Documento impressionante e cientificamente relevante, esta descrição de Plínio, o Jovem, passou a ser utilizada pelos vulcanólogos para compreender as várias fases da erupção, juntamente com a análise do restante material vulcânico.
Na 1ª carta descreve Plínio o “pinheiro” vulcânico e é identificada com a fase eruptiva que os vulcanólogos chamam de “pliniana” caracterizada pela emissão de um jacto de cinza e gás que se ergue no ar formando uma enorme coluna magmática. Esta coluna tomba no chão sob a forma de pedra pomes como o confirma Plínio e a sequência de estratos encontrados em Pompeia. O tamanho das pedras vai aumentando com o avanço da erupção. Isto significa que a energia vai aumentando com o tempo e a coluna aumenta em força de expulsão e em tamanho. Como o vento soprava naquele momento para sudeste, a coluna cai sobretudo sobre as encostas oriental e meridional do Vesúvio e atinge Pompeia. Esta fase durou cerca de doze horas e depois as condições da erupção mudaram drasticamente.

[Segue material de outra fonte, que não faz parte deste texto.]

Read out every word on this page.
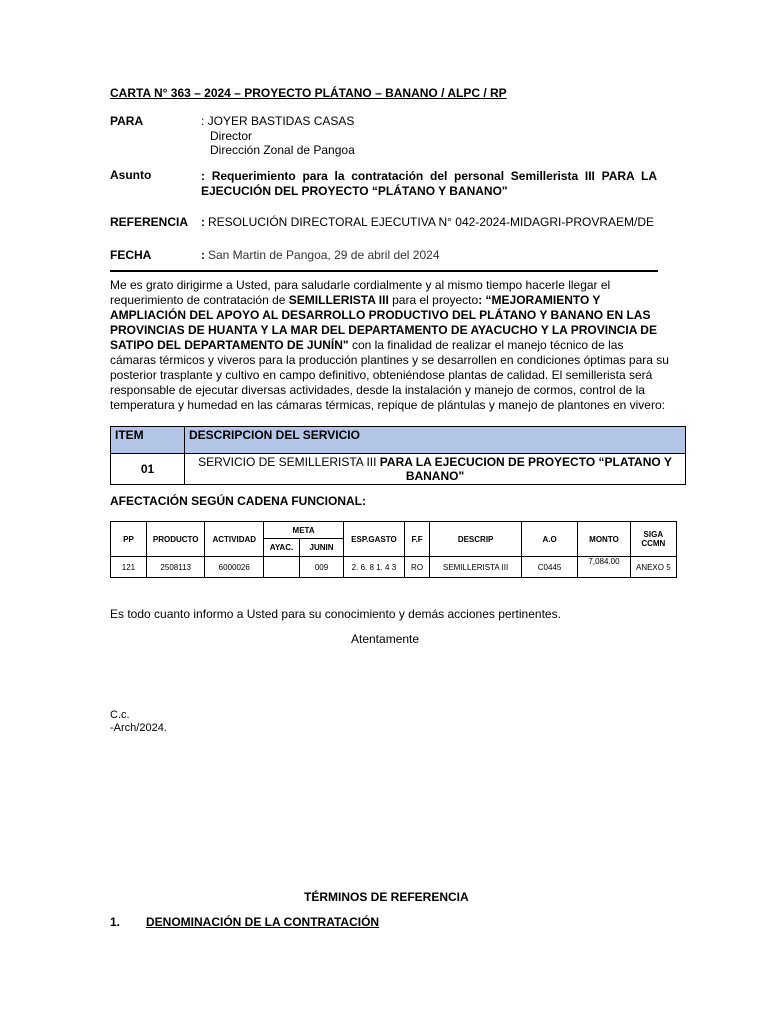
CARTA N° 363 – 2024 – PROYECTO PLÁTANO – BANANO / ALPC / RP
PARA	: JOYER BASTIDAS CASAS
Director
Dirección Zonal de Pangoa
Asunto	: Requerimiento para la contratación del personal Semillerista III PARA LA EJECUCIÓN DEL PROYECTO “PLÁTANO Y BANANO"
REFERENCIA : RESOLUCIÓN DIRECTORAL EJECUTIVA N° 042-2024-MIDAGRI-PROVRAEM/DE
FECHA	: San Martin de Pangoa, 29 de abril del 2024
Me es grato dirigirme a Usted, para saludarle cordialmente y al mismo tiempo hacerle llegar el
requerimiento de contratación de SEMILLERISTA III para el proyecto: “MEJORAMIENTO Y
AMPLIACIÓN DEL APOYO AL DESARROLLO PRODUCTIVO DEL PLÁTANO Y BANANO EN LAS
PROVINCIAS DE HUANTA Y LA MAR DEL DEPARTAMENTO DE AYACUCHO Y LA PROVINCIA DE
SATIPO DEL DEPARTAMENTO DE JUNÍN" con la finalidad de realizar el manejo técnico de las
cámaras térmicos y viveros para la producción plantines y se desarrollen en condiciones óptimas para su
posterior trasplante y cultivo en campo definitivo, obteniéndose plantas de calidad. El semillerista será
responsable de ejecutar diversas actividades, desde la instalación y manejo de cormos, control de la
temperatura y humedad en las cámaras térmicas, repique de plántulas y manejo de plantones en vivero:
ITEM	DESCRIPCION DEL SERVICIO
01	SERVICIO DE SEMILLERISTA III PARA LA EJECUCION DE PROYECTO “PLATANO Y BANANO"
AFECTACIÓN SEGÚN CADENA FUNCIONAL:
PP	PRODUCTO	ACTIVIDAD	META		ESP.GASTO	F.F	DESCRIP	A.O	MONTO	SIGA
CCMN
			AYAC.	JUNIN						
121	2508113	6000026		009	2. 6. 8 1. 4 3	RO	SEMILLERISTA III	C0445	7,084.00	ANEXO 5
Es todo cuanto informo a Usted para su conocimiento y demás acciones pertinentes.
Atentamente
C.c.
-Arch/2024.
TÉRMINOS DE REFERENCIA
1. DENOMINACIÓN DE LA CONTRATACIÓN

Na segunda carta Plínio testemunha outros fenómenos incríveis como o “ mar que se afasta” — isto precede a fase mais desastrosa da erupção —, o cair das cinzas que obscurece a luz do dia, fenómenbos típicos da última fase do fenómeno eruptivo. Quando a erupção parecia abrandar porque a pressão do gás tinha diminuído criaram-se violentos jactos de vapor alimentados pela água do mar que tinha entrado na câmara magmática. Os vapores espalhando-se com a velocidade de um furacão destruíram tudo o que se encontrava no caminho. São estes os terríveis surgex, fluxos de vapor escaldante e cheios de cinza que asfixiaram Plínio, o Velho e com ele muitos pompeanos que teimosamente permaneceram nas suas casas ou que tinham regressado no momento em que a erupção parecia acalmar-se para recuperar os bens que tinham deixado em suas casas ou para roubar as casas dos ricos. Outros foram vítimas do desabamento dos telhados das casas sob o peso do lapili. É difícil fazer uma estimativa de mortos. Talvez um milhar numa população de cerca de dez mil habitantes.

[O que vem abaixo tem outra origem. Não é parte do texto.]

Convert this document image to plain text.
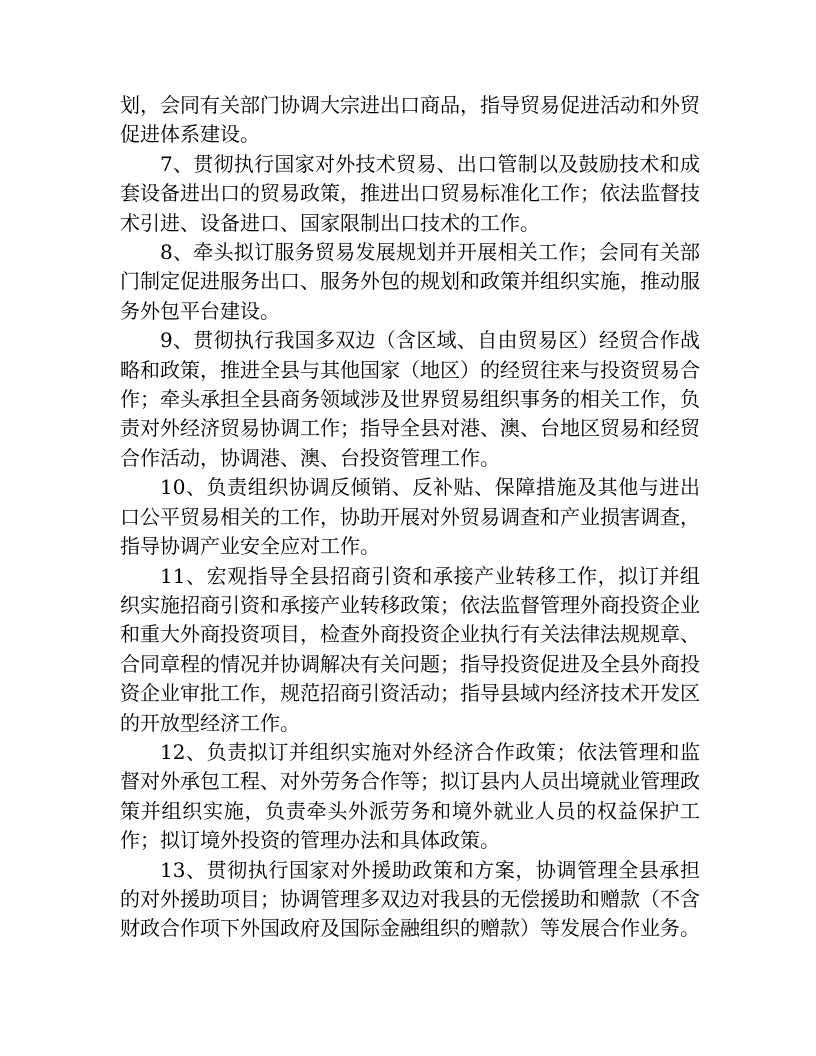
划，会同有关部门协调大宗进出口商品，指导贸易促进活动和外贸促进体系建设。

7、贯彻执行国家对外技术贸易、出口管制以及鼓励技术和成套设备进出口的贸易政策，推进出口贸易标准化工作；依法监督技术引进、设备进口、国家限制出口技术的工作。

8、牵头拟订服务贸易发展规划并开展相关工作；会同有关部门制定促进服务出口、服务外包的规划和政策并组织实施，推动服务外包平台建设。

9、贯彻执行我国多双边（含区域、自由贸易区）经贸合作战略和政策，推进全县与其他国家（地区）的经贸往来与投资贸易合作；牵头承担全县商务领域涉及世界贸易组织事务的相关工作，负责对外经济贸易协调工作；指导全县对港、澳、台地区贸易和经贸合作活动，协调港、澳、台投资管理工作。

10、负责组织协调反倾销、反补贴、保障措施及其他与进出口公平贸易相关的工作，协助开展对外贸易调查和产业损害调查，指导协调产业安全应对工作。

11、宏观指导全县招商引资和承接产业转移工作，拟订并组织实施招商引资和承接产业转移政策；依法监督管理外商投资企业和重大外商投资项目，检查外商投资企业执行有关法律法规规章、合同章程的情况并协调解决有关问题；指导投资促进及全县外商投资企业审批工作，规范招商引资活动；指导县域内经济技术开发区的开放型经济工作。

12、负责拟订并组织实施对外经济合作政策；依法管理和监督对外承包工程、对外劳务合作等；拟订县内人员出境就业管理政策并组织实施，负责牵头外派劳务和境外就业人员的权益保护工作；拟订境外投资的管理办法和具体政策。

13、贯彻执行国家对外援助政策和方案，协调管理全县承担的对外援助项目；协调管理多双边对我县的无偿援助和赠款（不含财政合作项下外国政府及国际金融组织的赠款）等发展合作业务。
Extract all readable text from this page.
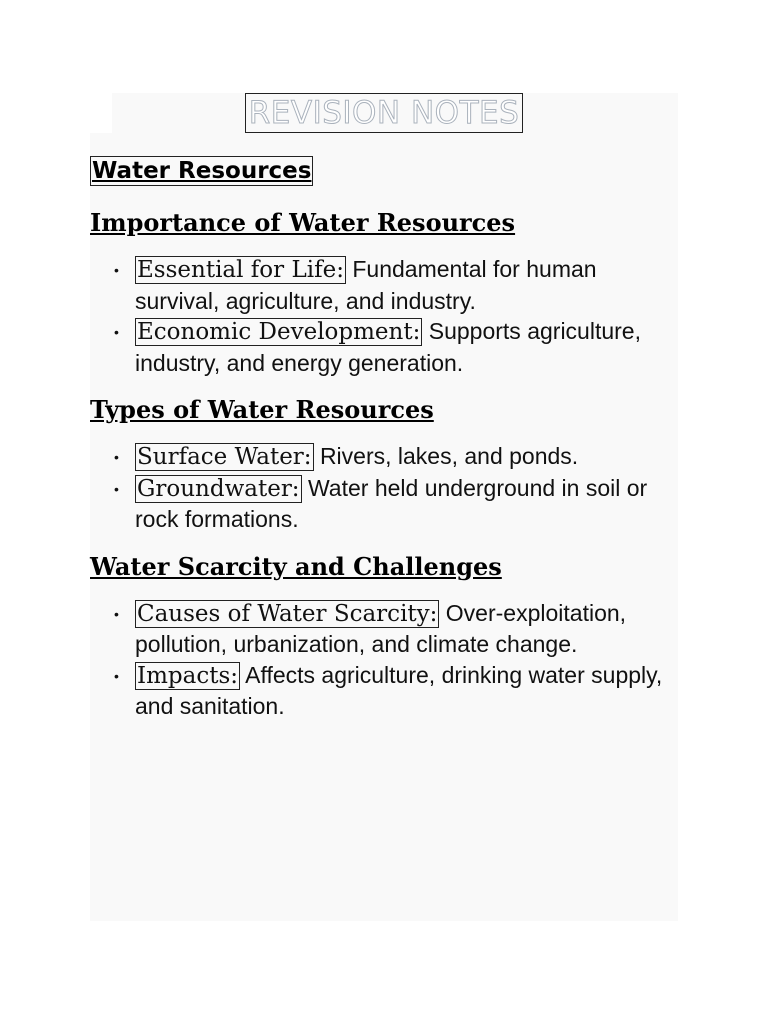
REVISION NOTES
Water Resources
Importance of Water Resources
• Essential for Life: Fundamental for human survival, agriculture, and industry.
• Economic Development: Supports agriculture, industry, and energy generation.
Types of Water Resources
• Surface Water: Rivers, lakes, and ponds.
• Groundwater: Water held underground in soil or rock formations.
Water Scarcity and Challenges
• Causes of Water Scarcity: Over-exploitation, pollution, urbanization, and climate change.
• Impacts: Affects agriculture, drinking water supply, and sanitation.
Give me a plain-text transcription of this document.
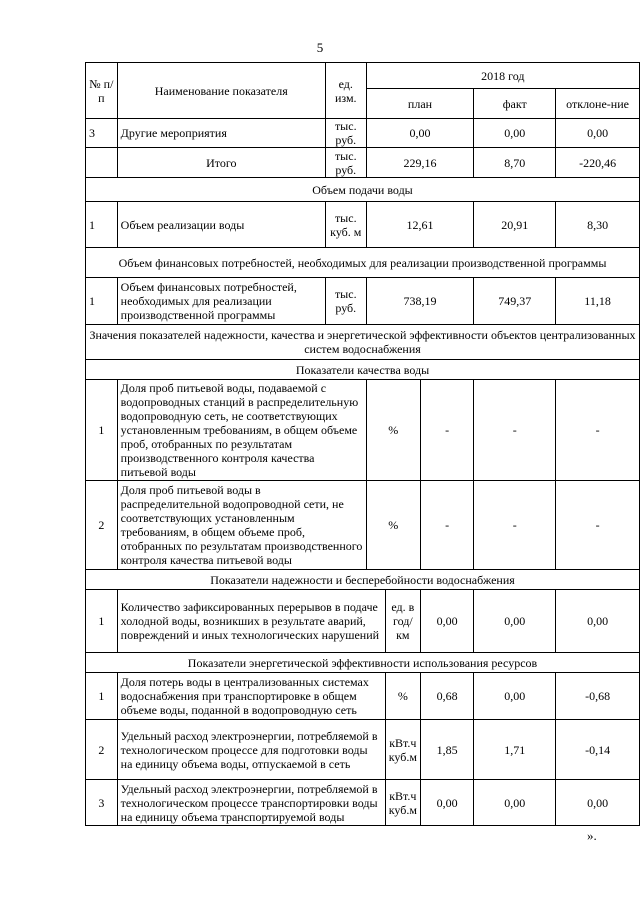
5
№ п/п	Наименование показателя	ед. изм.	2018 год				
			план			факт	отклоне-ние
3	Другие мероприятия	тыс. руб.	0,00			0,00	0,00
	Итого	тыс. руб.	229,16			8,70	-220,46
Объем подачи воды							
1	Объем реализации воды	тыс. куб. м	12,61			20,91	8,30
Объем финансовых потребностей, необходимых для реализации производственной программы							
1	Объем финансовых потребностей, необходимых для реализации производственной программы	тыс. руб.	738,19			749,37	11,18
Значения показателей надежности, качества и энергетической эффективности объектов централизованных систем водоснабжения							
Показатели качества воды							
1	Доля проб питьевой воды, подаваемой с водопроводных станций в распределительную водопроводную сеть, не соответствующих установленным требованиям, в общем объеме проб, отобранных по результатам производственного контроля качества питьевой воды		%		-	-	-
2	Доля проб питьевой воды в распределительной водопроводной сети, не соответствующих установленным требованиям, в общем объеме проб, отобранных по результатам производственного контроля качества питьевой воды		%		-	-	-
Показатели надежности и бесперебойности водоснабжения							
1	Количество зафиксированных перерывов в подаче холодной воды, возникших в результате аварий, повреждений и иных технологических нарушений			ед. в год/ км	0,00	0,00	0,00
Показатели энергетической эффективности использования ресурсов							
1	Доля потерь воды в централизованных системах водоснабжения при транспортировке в общем объеме воды, поданной в водопроводную сеть			%	0,68	0,00	-0,68
2	Удельный расход электроэнергии, потребляемой в технологическом процессе для подготовки воды на единицу объема воды, отпускаемой в сеть			кВт.ч куб.м	1,85	1,71	-0,14
3	Удельный расход электроэнергии, потребляемой в технологическом процессе транспортировки воды на единицу объема транспортируемой воды			кВт.ч куб.м	0,00	0,00	0,00
».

Ainda que pareça estranho, o acontecimento colhe desprevenidos os habitantes de Pompeia. Eles sabiam que viviam numa zona sísmica: 17 anos antes, em 62 d. C., um forte terramoto tinha provocado o desabamento e danificado muitos edifícios que estavam ainda ou fechados ou a ser restaurados. Nos anos subsequentes outros tremores de terra teriam provavelmente ocorrido na zona, provocando outros danos que tais como os de 62 eram ainda visíveis no momento da erupção. Nesta data de facto a colunata da Basílica continuava por terra e dos edifícios termais só estava aberto ao público a secção masculina das termas do Foro; dos três edifícios dedicados a espectáculos só o anfiteatro, a Palestra Grande, estava em via de restauro. Os terramotos, em suma, eram uma calamidade anunciada.
Mas a erupção do Vesúvio não era esperada por ninguém, pois a última erupção tinha tido lugar antes de Pompeia ter começado a existir, no séc. VII a. C.
Quando o longo sono do vulcão terminou naquele dia 24 de Agosto, a explosão foi espectacular, como se verifica quer através da análise dos materiais lançados pelo vulcão quer pela leitura de dois documentos absolutamente extraordinários, as duas cartas de Plínio, o Jovem, que descrevem as diferentes fases da erupção.
Quando a erupção começou, ele encontrava-se na Campânia com o seu célebre tio Plínio, o Velho, comandante da frota que estava em Miseno. Plínio o Velho perdeu a vida durante a erupção e o historiador Tácito — que tencionava relatar a morte duma tão ilustre personagem — pede ao sobrinho para lhe descrever com exactidão os acontecimentos. E Plínio, o Jovem, responde com a famosa Epístola VI, 16.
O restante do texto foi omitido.